I have a golang code which can do AES encryption on the given data and serves it. Below is the code.

crypt.go

func encrypt(key []byte, text string) string {

    plaintext := []byte(text)

    block, err := aes.NewCipher(key)
    if err != nil {
        panic(err)
    }

    ciphertext := make([]byte, aes.BlockSize+len(plaintext))
    iv := ciphertext[:aes.BlockSize]
    if _, err := io.ReadFull(rand.Reader, iv); err != nil {
        panic(err)
    }

    stream := cipher.NewCFBEncrypter(block, iv)
    stream.XORKeyStream(ciphertext[aes.BlockSize:], plaintext)

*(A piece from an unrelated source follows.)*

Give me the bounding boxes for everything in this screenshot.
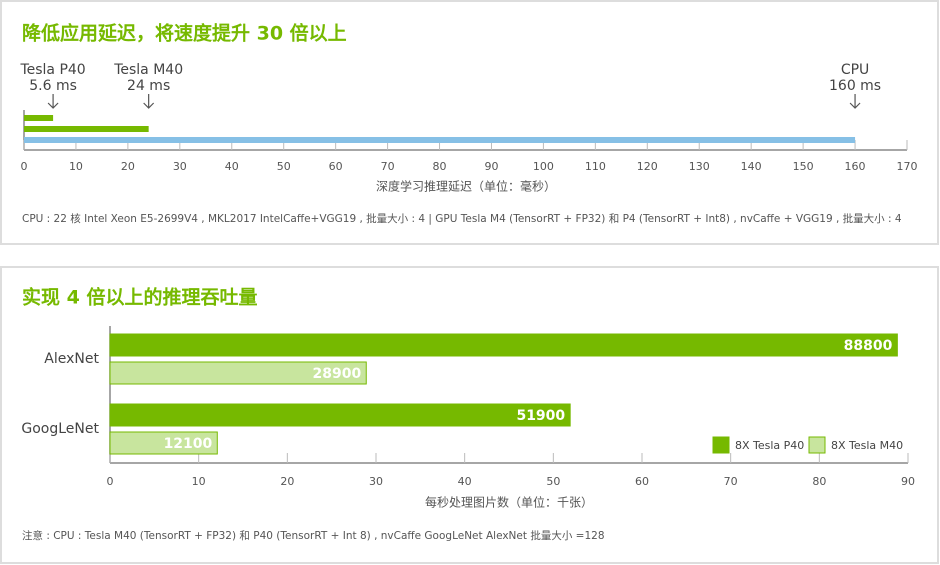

    return base64.URLEncoding.EncodeToString(ciphertext)
}

func decrypt(key []byte, cryptoText string) string {
    ciphertext, _ := base64.URLEncoding.DecodeString(cryptoText)

    block, err := aes.NewCipher(key)
    if err != nil {
        panic(err)
    }

    if len(ciphertext) < aes.BlockSize {
        panic("ciphertext too short")
    }
    iv := ciphertext[:aes.BlockSize]
    ciphertext = ciphertext[aes.BlockSize:]

    stream := cipher.NewCFBDecrypter(block, iv)
    stream.XORKeyStream(ciphertext, ciphertext)

    return string(ciphertext)
}

I need to handle the same decryption and encryption in Flutter. I tried the below code using flutter encrypt package.

crypt.dart

import 'package:encrypt/encrypt.dart';
String encryption(String plainText) {

     final key = Key.fromBase64(ENCRYPTION_KEY);
     final iv = IV.fromBase64(ENCRYPTION_IV);

     final encrypter = Encrypter(AES(key, mode: AESMode.cfb64, padding: null));
     final encrypted = encrypter.encrypt(plainText, iv: iv);

 return encrypted.base64;   
}

String decryption(String plainText) {

   final key = Key.fromBase64(ENCRYPTION_KEY);
   final iv = IV.fromBase64(ENCRYPTION_IV);

   final encrypter = Encrypter(AES(key, mode: AESMode.cfb64, padding: null));
   final decrypted = encrypter.decrypt(Encrypted.from64(plainText), iv: iv);

  return decrypted;   
 }

But I'm getting error and is not working. Am I missing something? How this can be achieved in flutter end.

Thanks in advance


Solution 1: NotX

At a first glance it seems like your iv (initialization vectors) don't match. When encrypting in Go, you generate it randomly and "place" it in front of the encrypted text, which is fine, and when decrypting in Go, you take it from there.

In Dart (I'm not used to that language though) it seems as you take a static iv from ENCRYPTION_IV. That one won't match a randomly generated one from Go.

Imagine the iv being some kind of clef. It explains how to process the encrypted key. Normally it's not secret, but should be random. So it's fine to generate it with an appropriate randomizer and tell the receiver of the encrypted text about it. A common way is to put it in the front of it - since it's size is fixed in AES to aes.BlockSize (16 bytes), it's clear where the iv ends and the real encrypted text starts.

So, in Dart you should read the first 16 bytes to get the iv from the ciphertext from Go encryption. And while you're at it, I'ld recommend to use a random iv in the Dart encryption method, too.